Haqqani found guilty

The Judicial Commission on ‘Memogate’ set up to probe the scandal has concluded that the memo delivered to the Obama administration seeking assistance for the civilian government in reining in Pakistan’s security establishment was authored by the country’s envoy Hussain Haqqani.

By Afzal Khan

Published: Thu 14 Jun 2012, 12:35 AM

Last updated: Wed 12 Feb 2020, 3:34 PM

The commission’s report made public by the Supreme Court on Tuesday said the Pakistani envoy was not loyal to the state he was representing in Washington. He sought to become head of security council, established nexus between the ISI and the Taleban, offered the US direct action in tribal areas against Al Qaeda and Afghanistan’s pro-Taleban Haqqani Group and to open up Pakistan’s nuclear facilities to the US monitoring.
A nine-member bench of the top court headed by Chief Justice Iftikhar Mohammed Chaudhry unveiled the report and issued notices to all concerned including Haqqani to respond to the findings of the report within two weeks.
Haqqani is currently in the US and has resisted commission’s notices to return to Pakistan.

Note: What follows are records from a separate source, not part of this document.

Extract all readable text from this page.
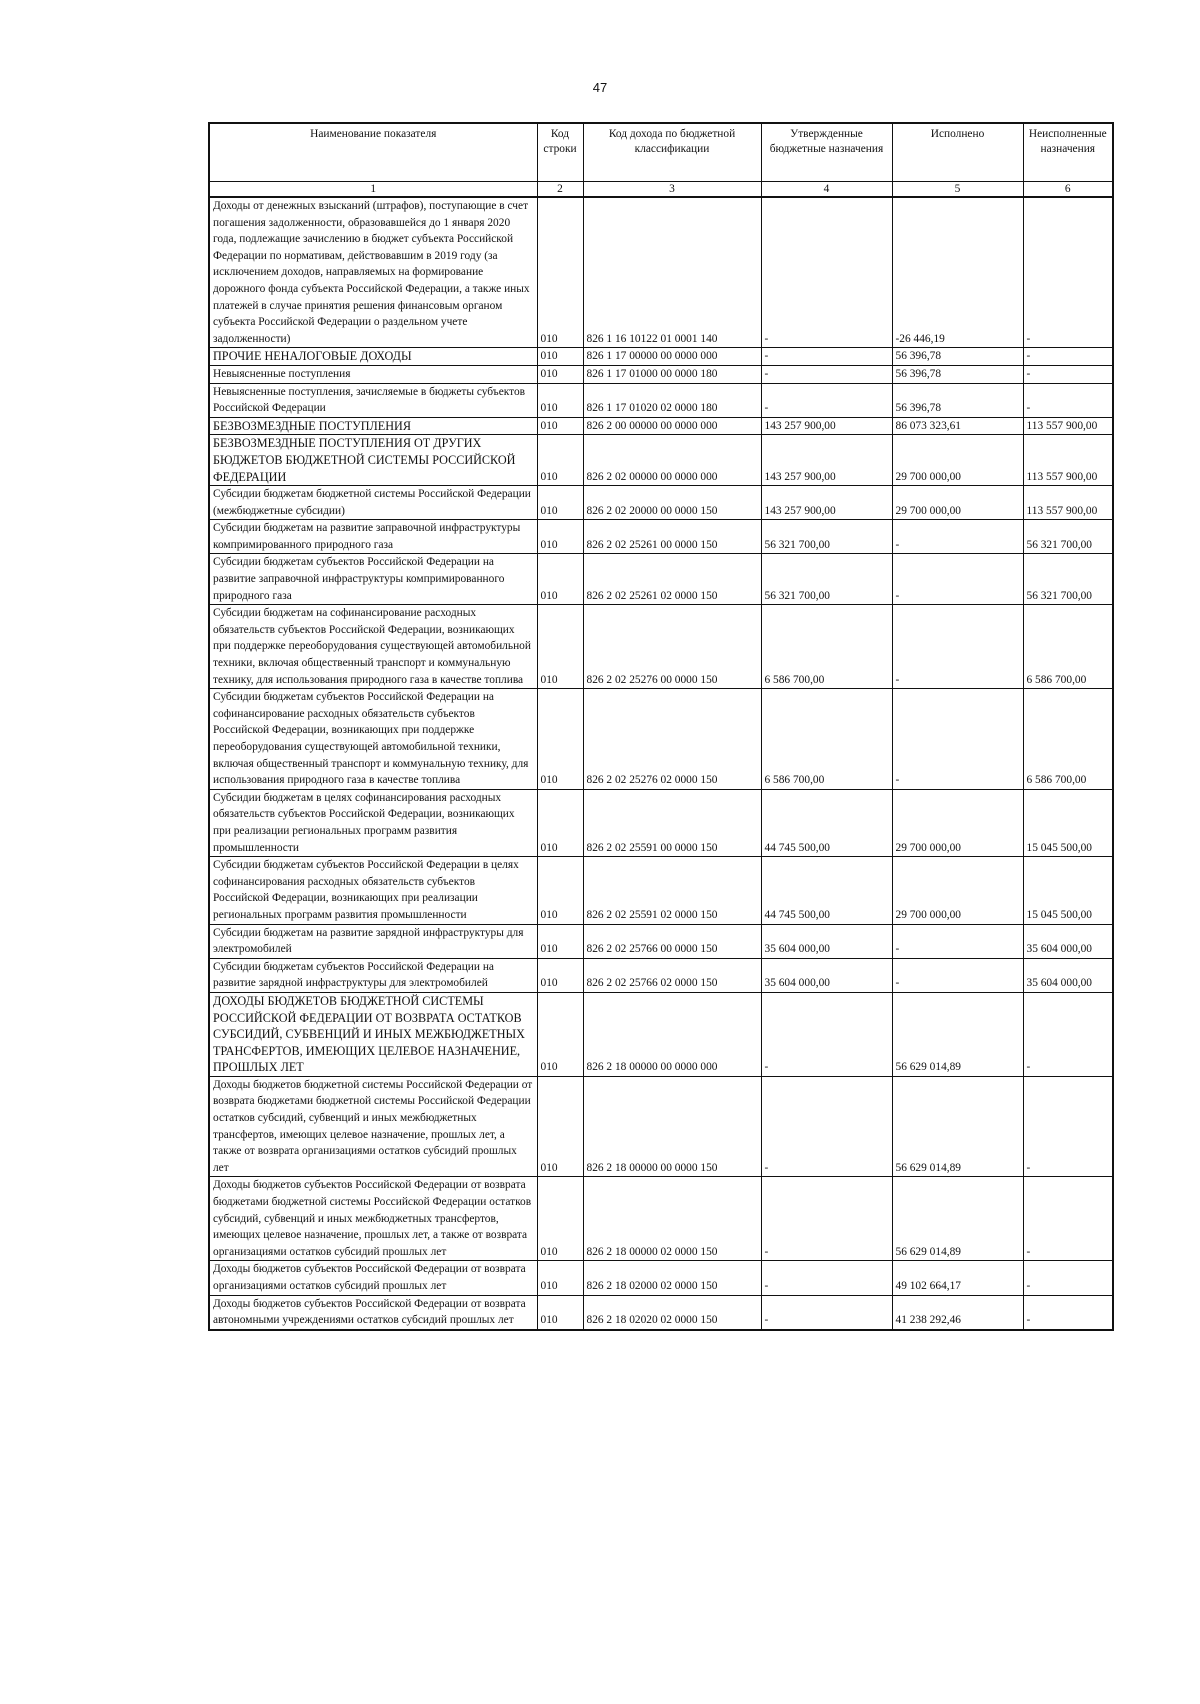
47
Наименование показателя	Код строки	Код дохода по бюджетной классификации	Утвержденные бюджетные назначения	Исполнено	Неисполненные назначения
1	2	3	4	5	6
Доходы от денежных взысканий (штрафов), поступающие в счет погашения задолженности, образовавшейся до 1 января 2020 года, подлежащие зачислению в бюджет субъекта Российской Федерации по нормативам, действовавшим в 2019 году (за исключением доходов, направляемых на формирование дорожного фонда субъекта Российской Федерации, а также иных платежей в случае принятия решения финансовым органом субъекта Российской Федерации о раздельном учете задолженности)	010	826 1 16 10122 01 0001 140	-	-26 446,19	-
ПРОЧИЕ НЕНАЛОГОВЫЕ ДОХОДЫ	010	826 1 17 00000 00 0000 000	-	56 396,78	-
Невыясненные поступления	010	826 1 17 01000 00 0000 180	-	56 396,78	-
Невыясненные поступления, зачисляемые в бюджеты субъектов Российской Федерации	010	826 1 17 01020 02 0000 180	-	56 396,78	-
БЕЗВОЗМЕЗДНЫЕ ПОСТУПЛЕНИЯ	010	826 2 00 00000 00 0000 000	143 257 900,00	86 073 323,61	113 557 900,00
БЕЗВОЗМЕЗДНЫЕ ПОСТУПЛЕНИЯ ОТ ДРУГИХ БЮДЖЕТОВ БЮДЖЕТНОЙ СИСТЕМЫ РОССИЙСКОЙ ФЕДЕРАЦИИ	010	826 2 02 00000 00 0000 000	143 257 900,00	29 700 000,00	113 557 900,00
Субсидии бюджетам бюджетной системы Российской Федерации (межбюджетные субсидии)	010	826 2 02 20000 00 0000 150	143 257 900,00	29 700 000,00	113 557 900,00
Субсидии бюджетам на развитие заправочной инфраструктуры компримированного природного газа	010	826 2 02 25261 00 0000 150	56 321 700,00	-	56 321 700,00
Субсидии бюджетам субъектов Российской Федерации на развитие заправочной инфраструктуры компримированного природного газа	010	826 2 02 25261 02 0000 150	56 321 700,00	-	56 321 700,00
Субсидии бюджетам на софинансирование расходных обязательств субъектов Российской Федерации, возникающих при поддержке переоборудования существующей автомобильной техники, включая общественный транспорт и коммунальную технику, для использования природного газа в качестве топлива	010	826 2 02 25276 00 0000 150	6 586 700,00	-	6 586 700,00
Субсидии бюджетам субъектов Российской Федерации на софинансирование расходных обязательств субъектов Российской Федерации, возникающих при поддержке переоборудования существующей автомобильной техники, включая общественный транспорт и коммунальную технику, для использования природного газа в качестве топлива	010	826 2 02 25276 02 0000 150	6 586 700,00	-	6 586 700,00
Субсидии бюджетам в целях софинансирования расходных обязательств субъектов Российской Федерации, возникающих при реализации региональных программ развития промышленности	010	826 2 02 25591 00 0000 150	44 745 500,00	29 700 000,00	15 045 500,00
Субсидии бюджетам субъектов Российской Федерации в целях софинансирования расходных обязательств субъектов Российской Федерации, возникающих при реализации региональных программ развития промышленности	010	826 2 02 25591 02 0000 150	44 745 500,00	29 700 000,00	15 045 500,00
Субсидии бюджетам на развитие зарядной инфраструктуры для электромобилей	010	826 2 02 25766 00 0000 150	35 604 000,00	-	35 604 000,00
Субсидии бюджетам субъектов Российской Федерации на развитие зарядной инфраструктуры для электромобилей	010	826 2 02 25766 02 0000 150	35 604 000,00	-	35 604 000,00
ДОХОДЫ БЮДЖЕТОВ БЮДЖЕТНОЙ СИСТЕМЫ РОССИЙСКОЙ ФЕДЕРАЦИИ ОТ ВОЗВРАТА ОСТАТКОВ СУБСИДИЙ, СУБВЕНЦИЙ И ИНЫХ МЕЖБЮДЖЕТНЫХ ТРАНСФЕРТОВ, ИМЕЮЩИХ ЦЕЛЕВОЕ НАЗНАЧЕНИЕ, ПРОШЛЫХ ЛЕТ	010	826 2 18 00000 00 0000 000	-	56 629 014,89	-
Доходы бюджетов бюджетной системы Российской Федерации от возврата бюджетами бюджетной системы Российской Федерации остатков субсидий, субвенций и иных межбюджетных трансфертов, имеющих целевое назначение, прошлых лет, а также от возврата организациями остатков субсидий прошлых лет	010	826 2 18 00000 00 0000 150	-	56 629 014,89	-
Доходы бюджетов субъектов Российской Федерации от возврата бюджетами бюджетной системы Российской Федерации остатков субсидий, субвенций и иных межбюджетных трансфертов, имеющих целевое назначение, прошлых лет, а также от возврата организациями остатков субсидий прошлых лет	010	826 2 18 00000 02 0000 150	-	56 629 014,89	-
Доходы бюджетов субъектов Российской Федерации от возврата организациями остатков субсидий прошлых лет	010	826 2 18 02000 02 0000 150	-	49 102 664,17	-
Доходы бюджетов субъектов Российской Федерации от возврата автономными учреждениями остатков субсидий прошлых лет	010	826 2 18 02020 02 0000 150	-	41 238 292,46	-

The court had allowed Haqqani to leave the country in March last after he pledged to return on a four-day summon but he has since resisted all directives on plea he is unwell and also faces threat to his life. The scandal had started when Pakistani-American businessman Mansoor Ijaz claimed last year of having received a message from Haqqani to deliver through a US business Tycoon Mansoor Ijaz, a confidential memo to Admiral Mike Mullen, the then US military chief, regarding a possible military takeover. The scam had taken the country by storm, publicly pitted the civilian government against the security establishment and led to dismissal of Haqqani. There were hints that Haqqani had acted on behalf of President Asif Zardari and Prime Minister Yousuf Raza Gilani. While the army chief Gen. Ashfaq Kayani and the then Inter-Services Intelligence chief Gen. Ahmed Shujaa Pasha filed affidavits virtually endorsing the accusations against Haqqani.
Premier Gilani dubbed the memo a “figment of imagination” of Mansoor Ijaz.
The commission concluded that the memo was not a farce, but a reality. The motive of the author was to assure the US that the civilian government of Pakistan was its ally.
The report stated that being an ambassador, it was not proper for Haqqani to give such assurances to a foreign country.
Haqqani was recalled from Washington under pressure from the army chief and then sacked. During court proceedings he stayed in the Prime Minsiter’s House virtually cut off from the outside world.
Reacting to the commissions report through Twitter, Haqqani said commission’s proceedings were one-sided.
He dubbed the report as an attempt to deflect attention to more embarrassing developments and vowed to challenge it through legal means.
His counsel Asma Jehangir alleged the commission acted in a partisan way and compelled Haqqani and his lawyers to boycott the proceedings.